Why Can't I Use Tire Chains?


#1

I drive a 2005 Ford Freestyle with the optional P225/60R18 tires–big mistake. Both the tire store and the owner’s manual say that chains/cables/studs may NOT be used. I frequently drive over a mountain range where there are sometimes roadblocks requiring chains to pass. I’ve had lucky timing so far, but is there any answer besides throwing myself on the mercy of the police–and showing them the owner’s guide? I do have excellent snow tires.


#2

one CA source http://www.dot.ca.gov/hq/roadinfo/ChainRequire.pdf
says: Vehicles are permitted in chain control areas when equipped with chains or Automatic Traction Device (ATD) as indicated. Legal tread depth for mud and snow tires is 6/32" minimum.

Note that traction control is OK, as are snow tires.
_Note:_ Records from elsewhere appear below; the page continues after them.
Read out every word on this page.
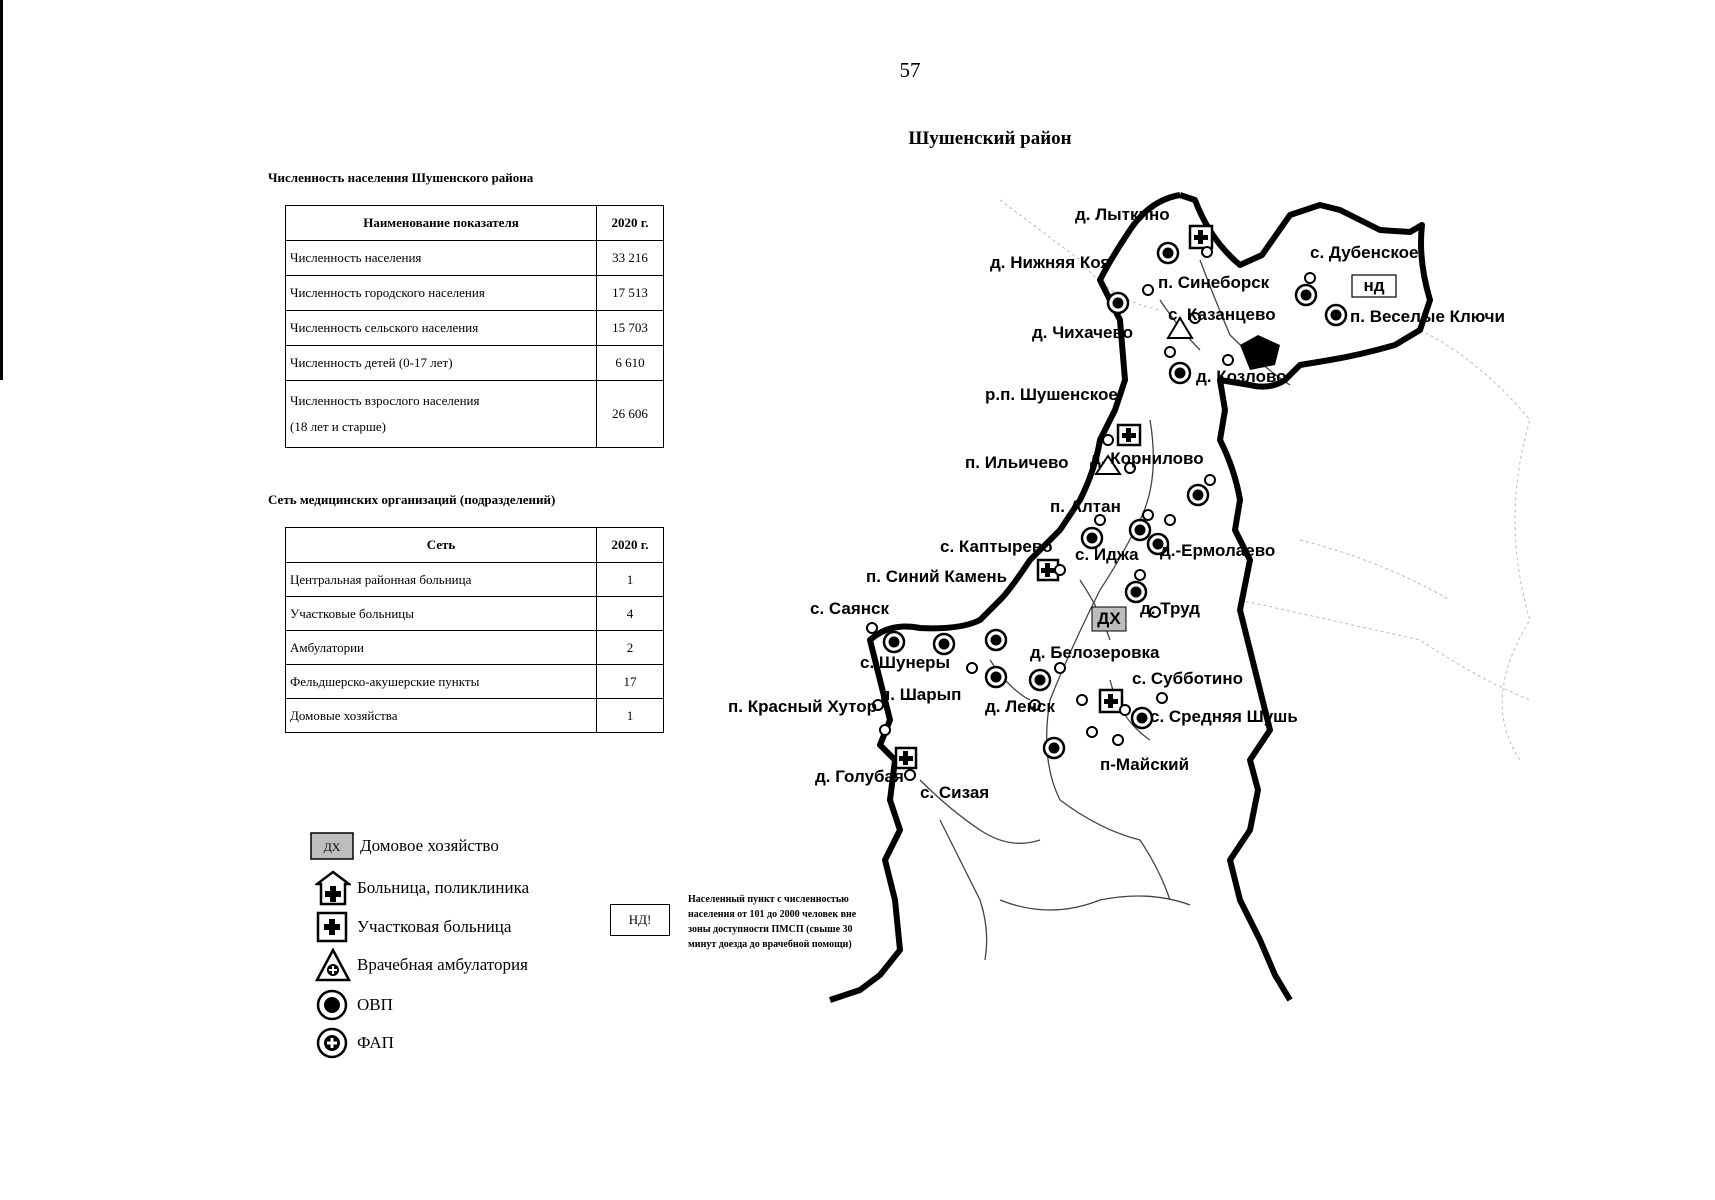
57
Шушенский район
Численность населения Шушенского района
Наименование показателя	2020 г.
Численность населения	33 216
Численность городского населения	17 513
Численность сельского населения	15 703
Численность детей (0-17 лет)	6 610

Численность взрослого населения
(18 лет и старше)	26 606
Сеть медицинских организаций (подразделений)
Сеть	2020 г.
Центральная районная больница	1
Участковые больницы	4
Амбулатории	2
Фельдшерско-акушерские пункты	17
Домовые хозяйства	1
ДХ Домовое хозяйство
Больница, поликлиника
Участковая больница
Врачебная амбулатория
ОВП
ФАП
НД!
Населенный пункт с численностью
населения от 101 до 2000 человек вне
зоны доступности ПМСП (свыше 30
минут доезда до врачебной помощи)
ДХ
нд
д. Лыткино
д. Нижняя Коя
п. Синеборск
с. Дубенское
с. Казанцево	п. Веселые Ключи
д. Чихачево
д. Козлово
р.п. Шушенское
п. Ильичево д. Корнилово
п. Алтан
с. Каптырево с. Иджа д.-Ермолаево
п. Синий Камень
с. Саянск	д. Труд
с. Шунеры
д. Белозеровка
с. Субботино
п. Красный Хутор
п. Шарып
д. Ленск
с. Средняя Шушь
д. Голубая
п-Майский
с. Сизая
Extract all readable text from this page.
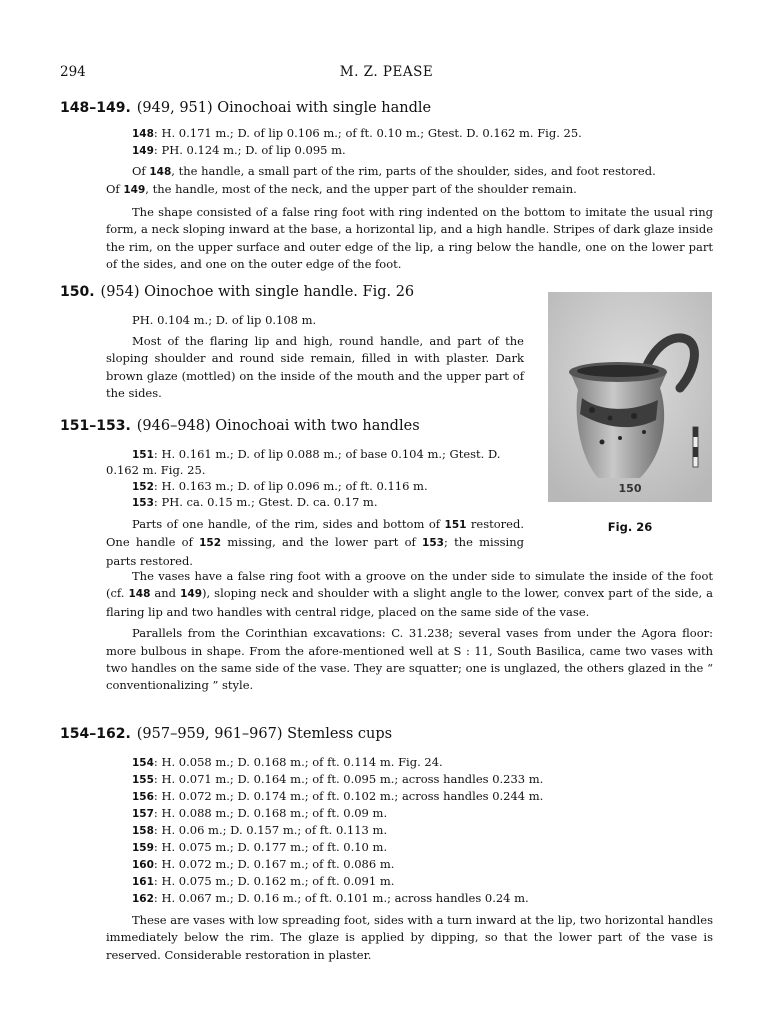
294	M. Z. PEASE
148–149. (949, 951) Oinochoai with single handle
148: H. 0.171 m.; D. of lip 0.106 m.; of ft. 0.10 m.; Gtest. D. 0.162 m. Fig. 25.
149: PH. 0.124 m.; D. of lip 0.095 m.

Of 148, the handle, a small part of the rim, parts of the shoulder, sides, and foot restored.
Of 149, the handle, most of the neck, and the upper part of the shoulder remain.

The shape consisted of a false ring foot with ring indented on the bottom to imitate the usual ring form, a neck sloping inward at the base, a horizontal lip, and a high handle. Stripes of dark glaze inside the rim, on the upper surface and outer edge of the lip, a ring below the handle, one on the lower part of the sides, and one on the outer edge of the foot.

150. (954) Oinochoe with single handle. Fig. 26
PH. 0.104 m.; D. of lip 0.108 m.

Most of the flaring lip and high, round handle, and part of the sloping shoulder and round side remain, filled in with plaster. Dark brown glaze (mottled) on the inside of the mouth and the upper part of the sides.

150
Fig. 26
151–153. (946–948) Oinochoai with two handles
151: H. 0.161 m.; D. of lip 0.088 m.; of base 0.104 m.; Gtest. D.
0.162 m. Fig. 25.
152: H. 0.163 m.; D. of lip 0.096 m.; of ft. 0.116 m.
153: PH. ca. 0.15 m.; Gtest. D. ca. 0.17 m.

Parts of one handle, of the rim, sides and bottom of 151 restored. One handle of 152 missing, and the lower part of 153; the missing parts restored.

The vases have a false ring foot with a groove on the under side to simulate the inside of the foot (cf. 148 and 149), sloping neck and shoulder with a slight angle to the lower, convex part of the side, a flaring lip and two handles with central ridge, placed on the same side of the vase.

Parallels from the Corinthian excavations: C. 31.238; several vases from under the Agora floor: more bulbous in shape. From the afore-mentioned well at S : 11, South Basilica, came two vases with two handles on the same side of the vase. They are squatter; one is unglazed, the others glazed in the “ conventionalizing ” style.

154–162. (957–959, 961–967) Stemless cups
154: H. 0.058 m.; D. 0.168 m.; of ft. 0.114 m. Fig. 24.
155: H. 0.071 m.; D. 0.164 m.; of ft. 0.095 m.; across handles 0.233 m.
156: H. 0.072 m.; D. 0.174 m.; of ft. 0.102 m.; across handles 0.244 m.
157: H. 0.088 m.; D. 0.168 m.; of ft. 0.09 m.
158: H. 0.06 m.; D. 0.157 m.; of ft. 0.113 m.
159: H. 0.075 m.; D. 0.177 m.; of ft. 0.10 m.
160: H. 0.072 m.; D. 0.167 m.; of ft. 0.086 m.
161: H. 0.075 m.; D. 0.162 m.; of ft. 0.091 m.
162: H. 0.067 m.; D. 0.16 m.; of ft. 0.101 m.; across handles 0.24 m.

These are vases with low spreading foot, sides with a turn inward at the lip, two horizontal handles immediately below the rim. The glaze is applied by dipping, so that the lower part of the vase is reserved. Considerable restoration in plaster.
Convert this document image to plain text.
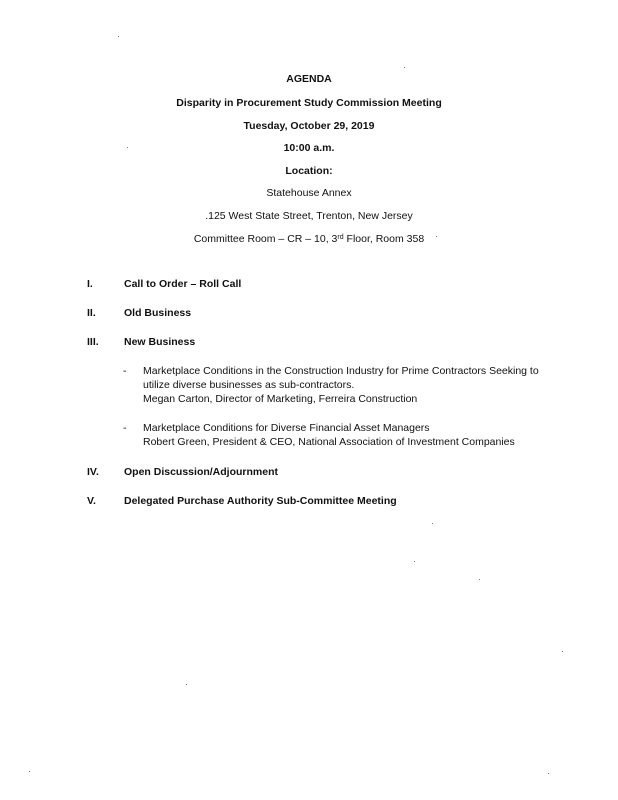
AGENDA
Disparity in Procurement Study Commission Meeting
Tuesday, October 29, 2019
10:00 a.m.
Location:
Statehouse Annex
.125 West State Street, Trenton, New Jersey
Committee Room – CR – 10, 3rd Floor, Room 358
I.	Call to Order – Roll Call
II.	Old Business
III. New Business
- Marketplace Conditions in the Construction Industry for Prime Contractors Seeking to
utilize diverse businesses as sub-contractors.
Megan Carton, Director of Marketing, Ferreira Construction
- Marketplace Conditions for Diverse Financial Asset Managers
Robert Green, President & CEO, National Association of Investment Companies
IV. Open Discussion/Adjournment
V.	Delegated Purchase Authority Sub-Committee Meeting
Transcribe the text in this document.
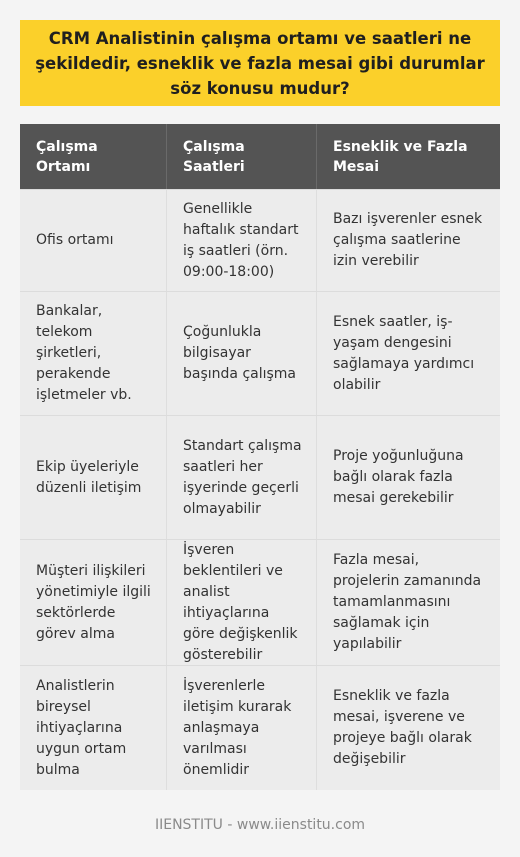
CRM Analistinin çalışma ortamı ve saatleri ne şekildedir, esneklik ve fazla mesai gibi durumlar söz konusu mudur?
Çalışma Ortamı
Çalışma Saatleri
Esneklik ve Fazla Mesai
Ofis ortamı
Genellikle haftalık standart iş saatleri (örn. 09:00-18:00)
Bazı işverenler esnek çalışma saatlerine izin verebilir
Bankalar, telekom şirketleri, perakende işletmeler vb.
Çoğunlukla bilgisayar başında çalışma
Esnek saatler, iş-yaşam dengesini sağlamaya yardımcı olabilir
Ekip üyeleriyle düzenli iletişim
Standart çalışma saatleri her işyerinde geçerli olmayabilir
Proje yoğunluğuna bağlı olarak fazla mesai gerekebilir
Müşteri ilişkileri yönetimiyle ilgili sektörlerde görev alma
İşveren beklentileri ve analist ihtiyaçlarına göre değişkenlik gösterebilir
Fazla mesai, projelerin zamanında tamamlanmasını sağlamak için yapılabilir
Analistlerin bireysel ihtiyaçlarına uygun ortam bulma
İşverenlerle iletişim kurarak anlaşmaya varılması önemlidir
Esneklik ve fazla mesai, işverene ve projeye bağlı olarak değişebilir
IIENSTITU - www.iienstitu.com
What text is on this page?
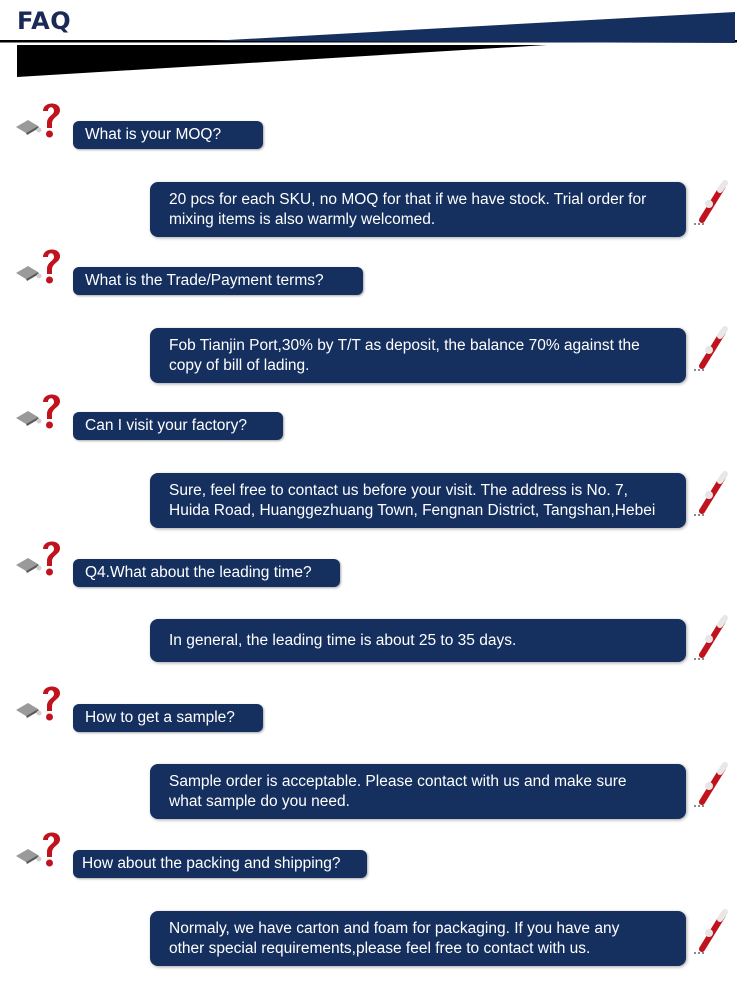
FAQ
What is your MOQ?
20 pcs for each SKU, no MOQ for that if we have stock. Trial order for
mixing items is also warmly welcomed.
What is the Trade/Payment terms?
Fob Tianjin Port,30% by T/T as deposit, the balance 70% against the
copy of bill of lading.
Can I visit your factory?
Sure, feel free to contact us before your visit. The address is No. 7,
Huida Road, Huanggezhuang Town, Fengnan District, Tangshan,Hebei
Q4.What about the leading time?
In general, the leading time is about 25 to 35 days.
How to get a sample?
Sample order is acceptable. Please contact with us and make sure
what sample do you need.
How about the packing and shipping?
Normaly, we have carton and foam for packaging. If you have any
other special requirements,please feel free to contact with us.
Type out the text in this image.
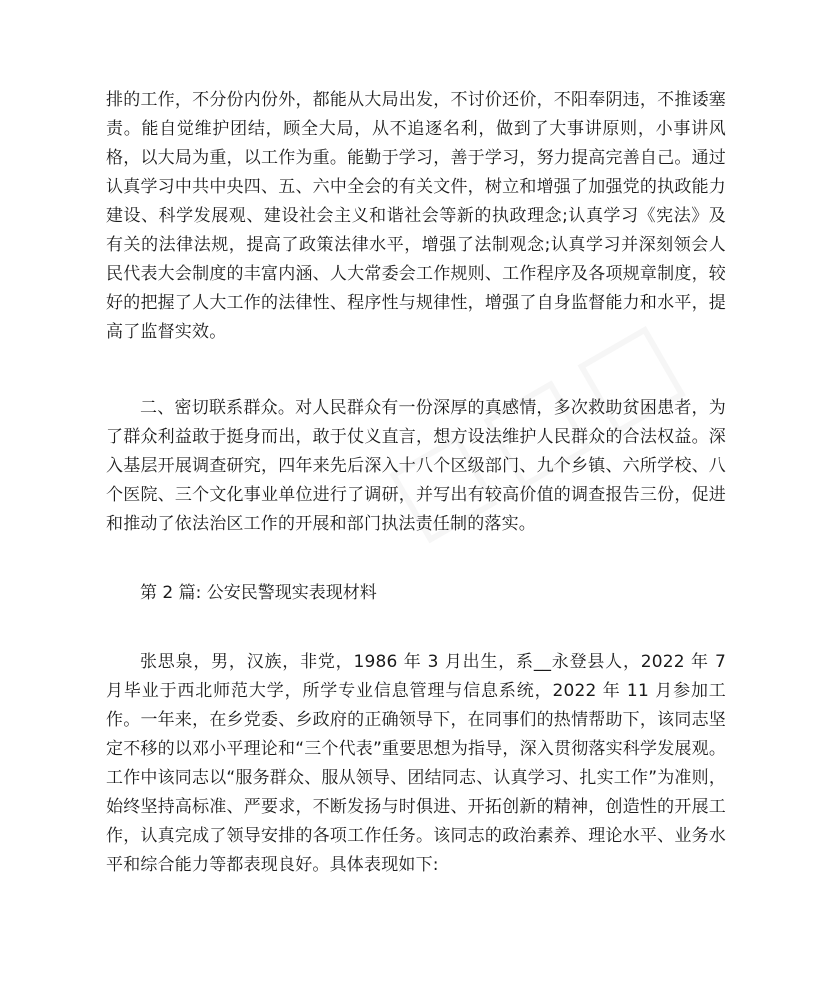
排的工作，不分份内份外，都能从大局出发，不讨价还价，不阳奉阴违，不推诿塞责。能自觉维护团结，顾全大局，从不追逐名利，做到了大事讲原则，小事讲风格，以大局为重，以工作为重。能勤于学习，善于学习，努力提高完善自己。通过认真学习中共中央四、五、六中全会的有关文件，树立和增强了加强党的执政能力建设、科学发展观、建设社会主义和谐社会等新的执政理念;认真学习《宪法》及有关的法律法规，提高了政策法律水平，增强了法制观念;认真学习并深刻领会人民代表大会制度的丰富内涵、人大常委会工作规则、工作程序及各项规章制度，较好的把握了人大工作的法律性、程序性与规律性，增强了自身监督能力和水平，提高了监督实效。

二、密切联系群众。对人民群众有一份深厚的真感情，多次救助贫困患者，为了群众利益敢于挺身而出，敢于仗义直言，想方设法维护人民群众的合法权益。深入基层开展调查研究，四年来先后深入十八个区级部门、九个乡镇、六所学校、八个医院、三个文化事业单位进行了调研，并写出有较高价值的调查报告三份，促进和推动了依法治区工作的开展和部门执法责任制的落实。

第 2 篇: 公安民警现实表现材料

张思泉，男，汉族，非党，1986 年 3 月出生，系__永登县人，2022 年 7 月毕业于西北师范大学，所学专业信息管理与信息系统，2022 年 11 月参加工作。一年来，在乡党委、乡政府的正确领导下，在同事们的热情帮助下，该同志坚定不移的以邓小平理论和“三个代表”重要思想为指导，深入贯彻落实科学发展观。工作中该同志以“服务群众、服从领导、团结同志、认真学习、扎实工作”为准则，始终坚持高标准、严要求，不断发扬与时俱进、开拓创新的精神，创造性的开展工作，认真完成了领导安排的各项工作任务。该同志的政治素养、理论水平、业务水平和综合能力等都表现良好。具体表现如下:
another source http://tirechainsrequired.blogspot.com/2007/10/california-regulations-and-info.html
says: California Regulations and Info
Types of Chain Controls:
During the winter months, motorists may encounter traction chain controls in the mountain areas within California. When chain controls are established, signs will be posted along the road indicating the type of requirement. There are three requirements in California.

Requirement One (R1): Chains, traction devices or snow tires are required on the drive axle of all vehicles except four wheel/ all wheel drive vehicles.

Requirement Two (R2): Chains or traction devices are required on all vehicles except four wheel/ all wheel drive vehicles with snow-tread tires on all four wheels. (NOTE: Four wheel/all wheel drive vehicles must carry traction devices in chain control areas.)

Requirement Three (R3): Chains or traction devices are required on all vehicles, no exceptions.


#3

check http://www.spikes-spiders.com/ for an alternative to chains.
they may fit on your car.


#4

Many newer vehicles do not have adequate fender clearance for tire chains; the chains chew into the sheet metal.

If they fit w/o chewing the fenders I would say go for it, but you may have to run them tight to keep them out of the fenders, which means deflating the tires to 5-10psi, installing the chains, and then re-inflating. Pain in the ass if you ask me. Personally, I like to run chains sloppy?more traction:)


#5

i believe your car has traction control and either 4 wd, or A wd. correct?

i think awd or 4 wd with traction control would be counterproductive with chains. the slip and grip of chains woudl confuse the electronic traction control (and would probably ruin the electronic brain of the traction control)


#6

on a related note, but may have some applicability to your question: i have a mazda pickup truck. while borrowing a trailer last summer i hauled several loads to the dump. the trailer hitch had a 2’ ball, but my truck has a 1 7/8’ ball. (little slop and banging while driving, and stopping) this little extra banging (yes i could feel it, but though, awww what can this little banging do to hurt my truck!)

one speed sensor (and $105) later i knew better! so chains and the uneven chattering they can cause may be enough to do damage to your drive train or electronic controls too.